Mine wasn't diagnosed until a few yrs ago in my late 40's. I had to quit work. I put a burden on my family. My wife got sympathetic but also bitter, as the medical bills got worse.I had 2 surgeries not related, but necessary. I seem to be getting stupider. Forgetful,( i leave the stove on, I can't finish a sentence, I'm real clumsy,
My family members who don't live with me, think I'm making this crap up. From my in-laws- if Your denied SDDI your not disabled/ get to work.
From my nurse sisters (2) - when I said my 30 yr experienced epileptologist saw on my MRI that it was Neocortical and there was scaring from a long history of seizures, my almost LPN sister wanted to review my medical records. (I've had staring spells all my life and was ridiculed for it)
6 months ago My doctor and wife demanded I don't drive anymore. I've been a Stay at home for 8 yrs. we can't wreck with child in car. I can't shower alone. My wife had our Red bone retriever trained to be my full access Service Dog. She's my buddy. My house is my prison, but I love here!
I had the model 106 VNS installed 6 months ago and started a type of Ketogenic duet under my medical teams supervision and my life quality of life has improved greatly, but... I still have seizures every now then. Whether it be nocturnal, absence, simple partials, sometimes grandmal. At least one type every wee. Mostly the not so bad type. We had to hire a guy to cut the grass. It's too much for me. I have to be careful outside that I don't overheat. I get exhausted just checking the mail or vacuuming a couple rooms.
All known by the doc btw. I now have tinnitus thanks to the pills.
But... I wake up everyday and I love the Lord. He has blessed me in other ways, this epilepsy has drawn me closer to him, everthings gonna be alright.

edited, originally posted about 2 years ago
A MyEpilepsyTeam Member said:

Epilepsy helped me understand others who need extra love and care.
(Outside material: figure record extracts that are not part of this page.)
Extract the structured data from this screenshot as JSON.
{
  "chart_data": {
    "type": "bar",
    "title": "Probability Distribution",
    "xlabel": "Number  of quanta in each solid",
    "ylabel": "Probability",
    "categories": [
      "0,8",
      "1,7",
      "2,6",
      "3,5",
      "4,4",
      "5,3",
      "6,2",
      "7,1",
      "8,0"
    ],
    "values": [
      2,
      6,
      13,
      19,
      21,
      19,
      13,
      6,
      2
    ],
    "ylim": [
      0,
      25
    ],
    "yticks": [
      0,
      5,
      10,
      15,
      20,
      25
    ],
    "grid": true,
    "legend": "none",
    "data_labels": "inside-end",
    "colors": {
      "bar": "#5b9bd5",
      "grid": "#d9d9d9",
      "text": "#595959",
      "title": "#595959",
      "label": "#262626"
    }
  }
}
I have a friend who has anxiety and depression like me. Her story is different from mine but we understand each other. Me and her are thankful for experiencing trial. We can now listen and understand others.

posted about 2 years ago
A MyEpilepsyTeam Member said:

Having epilepsy since a baby to present, a part of my life. I had to adjusted it , learn more about Epilepsy from my Dr. , Books, and other people with this disorder and compare the simllaritles and the differences.

Growing up with Epilepsy is just a fact of life . We have to try and keep learning, finding ways to cope, and maybe get a support group meeting going. Whether it be by an Epilepsy Organization or a independent group looking for others who want support.

posted about 2 years ago
A MyEpilepsyTeam Member said:

Being able to communicate with each other is a great way of making new friends, understanding others and gaining more information and knowledge on several ways to deal with epilepsy... Hang in there!